We were given notice at our house at Glebe road in March. It wasn’t entirely unexpected, but it wasn’t welcome either.

I miss the blossom tree, Christina misses the spacious kitchen sides, and Natalie misses the blue sofa in the front room and a place which was home for many years. We all miss living with Georgia, who has moved back to Lichfield.

There will be many more farewells ahead which are not unexpected, but are also not wholly welcome. And so it is that there is something to be said for learning to season generously. While the temptation is to either detach from pain, or twist the knife and hold the blade in some attempt to more fully realise it, seasoning generously means making the farewells as fond and as warm as the hellos.
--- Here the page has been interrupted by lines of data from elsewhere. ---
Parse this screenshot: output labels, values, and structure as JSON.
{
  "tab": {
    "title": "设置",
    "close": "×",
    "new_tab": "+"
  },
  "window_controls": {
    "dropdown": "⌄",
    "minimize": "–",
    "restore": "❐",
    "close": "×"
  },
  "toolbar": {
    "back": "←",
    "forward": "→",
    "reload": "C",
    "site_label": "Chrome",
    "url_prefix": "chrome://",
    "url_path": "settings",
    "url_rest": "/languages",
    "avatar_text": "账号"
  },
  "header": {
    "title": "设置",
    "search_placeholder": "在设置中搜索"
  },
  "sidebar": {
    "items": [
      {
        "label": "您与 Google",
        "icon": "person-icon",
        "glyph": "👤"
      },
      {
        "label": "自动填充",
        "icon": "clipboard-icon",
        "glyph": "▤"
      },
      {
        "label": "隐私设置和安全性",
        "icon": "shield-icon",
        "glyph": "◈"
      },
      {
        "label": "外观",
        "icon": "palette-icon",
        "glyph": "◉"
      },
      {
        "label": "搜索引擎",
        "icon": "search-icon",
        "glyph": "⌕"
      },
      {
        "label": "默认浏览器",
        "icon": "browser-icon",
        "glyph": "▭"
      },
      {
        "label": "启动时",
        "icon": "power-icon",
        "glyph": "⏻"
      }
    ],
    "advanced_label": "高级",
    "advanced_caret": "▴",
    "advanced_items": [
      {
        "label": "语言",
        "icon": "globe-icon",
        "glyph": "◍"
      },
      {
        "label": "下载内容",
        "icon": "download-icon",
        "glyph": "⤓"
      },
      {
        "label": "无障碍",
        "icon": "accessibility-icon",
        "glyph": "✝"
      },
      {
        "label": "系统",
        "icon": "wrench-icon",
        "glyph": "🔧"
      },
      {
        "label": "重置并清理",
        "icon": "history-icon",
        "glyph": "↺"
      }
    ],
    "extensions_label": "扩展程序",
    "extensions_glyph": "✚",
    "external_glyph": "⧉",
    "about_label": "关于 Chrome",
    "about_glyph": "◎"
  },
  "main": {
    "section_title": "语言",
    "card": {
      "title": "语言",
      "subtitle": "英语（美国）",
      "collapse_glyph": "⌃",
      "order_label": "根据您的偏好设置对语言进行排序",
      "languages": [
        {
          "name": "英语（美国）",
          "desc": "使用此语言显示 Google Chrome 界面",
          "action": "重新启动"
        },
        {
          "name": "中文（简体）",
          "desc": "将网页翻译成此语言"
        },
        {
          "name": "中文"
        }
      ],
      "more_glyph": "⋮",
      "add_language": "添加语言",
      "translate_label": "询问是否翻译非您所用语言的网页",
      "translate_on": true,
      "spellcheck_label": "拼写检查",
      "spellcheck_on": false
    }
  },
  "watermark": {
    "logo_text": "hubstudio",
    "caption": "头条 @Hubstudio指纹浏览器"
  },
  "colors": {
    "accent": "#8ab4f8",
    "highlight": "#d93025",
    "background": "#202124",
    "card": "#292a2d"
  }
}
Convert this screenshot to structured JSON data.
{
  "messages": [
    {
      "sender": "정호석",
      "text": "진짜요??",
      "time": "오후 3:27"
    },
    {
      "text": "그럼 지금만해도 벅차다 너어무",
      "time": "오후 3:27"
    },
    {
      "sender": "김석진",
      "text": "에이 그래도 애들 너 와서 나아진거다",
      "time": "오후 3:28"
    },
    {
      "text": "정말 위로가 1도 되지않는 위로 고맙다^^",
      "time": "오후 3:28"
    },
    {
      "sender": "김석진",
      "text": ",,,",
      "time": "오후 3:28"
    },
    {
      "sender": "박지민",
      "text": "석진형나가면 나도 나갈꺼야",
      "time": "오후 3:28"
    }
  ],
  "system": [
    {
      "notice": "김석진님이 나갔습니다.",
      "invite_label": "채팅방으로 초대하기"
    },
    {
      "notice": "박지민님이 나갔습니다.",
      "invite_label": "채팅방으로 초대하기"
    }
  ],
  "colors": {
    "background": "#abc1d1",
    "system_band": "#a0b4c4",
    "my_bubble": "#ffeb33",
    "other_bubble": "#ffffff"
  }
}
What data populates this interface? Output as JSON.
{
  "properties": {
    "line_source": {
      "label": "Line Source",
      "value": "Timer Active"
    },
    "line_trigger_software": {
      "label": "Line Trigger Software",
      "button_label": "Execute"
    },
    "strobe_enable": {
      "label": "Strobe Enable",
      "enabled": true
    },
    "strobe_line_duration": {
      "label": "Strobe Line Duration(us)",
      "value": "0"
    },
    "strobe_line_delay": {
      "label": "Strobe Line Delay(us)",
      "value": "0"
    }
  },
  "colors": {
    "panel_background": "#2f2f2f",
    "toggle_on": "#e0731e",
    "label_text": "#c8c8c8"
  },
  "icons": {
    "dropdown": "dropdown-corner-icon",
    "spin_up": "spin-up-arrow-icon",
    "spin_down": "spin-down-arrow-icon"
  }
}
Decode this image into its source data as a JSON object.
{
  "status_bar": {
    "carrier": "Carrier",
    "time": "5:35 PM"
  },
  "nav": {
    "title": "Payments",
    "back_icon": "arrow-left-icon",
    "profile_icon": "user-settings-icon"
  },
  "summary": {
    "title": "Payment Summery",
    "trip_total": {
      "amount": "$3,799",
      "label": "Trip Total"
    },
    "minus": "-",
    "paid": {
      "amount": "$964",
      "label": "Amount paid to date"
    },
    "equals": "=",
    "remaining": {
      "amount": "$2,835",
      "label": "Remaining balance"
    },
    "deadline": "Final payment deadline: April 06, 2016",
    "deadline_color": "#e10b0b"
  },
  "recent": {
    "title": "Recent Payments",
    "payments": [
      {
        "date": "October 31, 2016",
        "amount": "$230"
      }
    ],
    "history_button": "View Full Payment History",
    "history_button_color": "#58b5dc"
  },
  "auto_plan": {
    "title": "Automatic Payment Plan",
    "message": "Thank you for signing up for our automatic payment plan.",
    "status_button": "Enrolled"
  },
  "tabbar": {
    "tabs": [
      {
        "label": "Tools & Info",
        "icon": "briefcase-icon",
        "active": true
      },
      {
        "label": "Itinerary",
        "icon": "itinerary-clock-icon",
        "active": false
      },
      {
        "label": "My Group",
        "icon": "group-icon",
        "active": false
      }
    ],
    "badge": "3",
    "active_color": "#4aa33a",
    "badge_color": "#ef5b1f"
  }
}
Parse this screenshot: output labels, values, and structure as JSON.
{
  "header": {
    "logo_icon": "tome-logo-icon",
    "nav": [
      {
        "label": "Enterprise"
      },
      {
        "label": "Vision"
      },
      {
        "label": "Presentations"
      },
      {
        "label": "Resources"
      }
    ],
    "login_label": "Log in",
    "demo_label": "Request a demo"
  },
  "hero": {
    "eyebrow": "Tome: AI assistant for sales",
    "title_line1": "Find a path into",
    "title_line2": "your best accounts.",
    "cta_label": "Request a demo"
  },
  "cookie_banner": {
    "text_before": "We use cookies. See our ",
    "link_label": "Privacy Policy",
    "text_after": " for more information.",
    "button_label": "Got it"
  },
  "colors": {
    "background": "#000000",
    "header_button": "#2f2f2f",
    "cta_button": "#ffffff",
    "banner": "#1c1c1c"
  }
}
To season generously is to be just as ready to embrace the next hello, even as the memory of the last farewell is in plain-sight. It’s to be soft of heart, even as the scar tissue is still mending. It’s to be able to accommodate new springs and sources of life, while attending the gravesides of old.

We now live in our beautiful piano house, I am making the most of the time to travel and see family and friends while it’s possible, and a blessed boat is sat in Exeter ready for its travel up to Glasgow.

This time doesn’t feel easy, but I’ve still got a sense of humour and an open heart. And I can hear in my head the way Julie would remark “From troubles of the world I turn to ducks”.

I choose to season generously.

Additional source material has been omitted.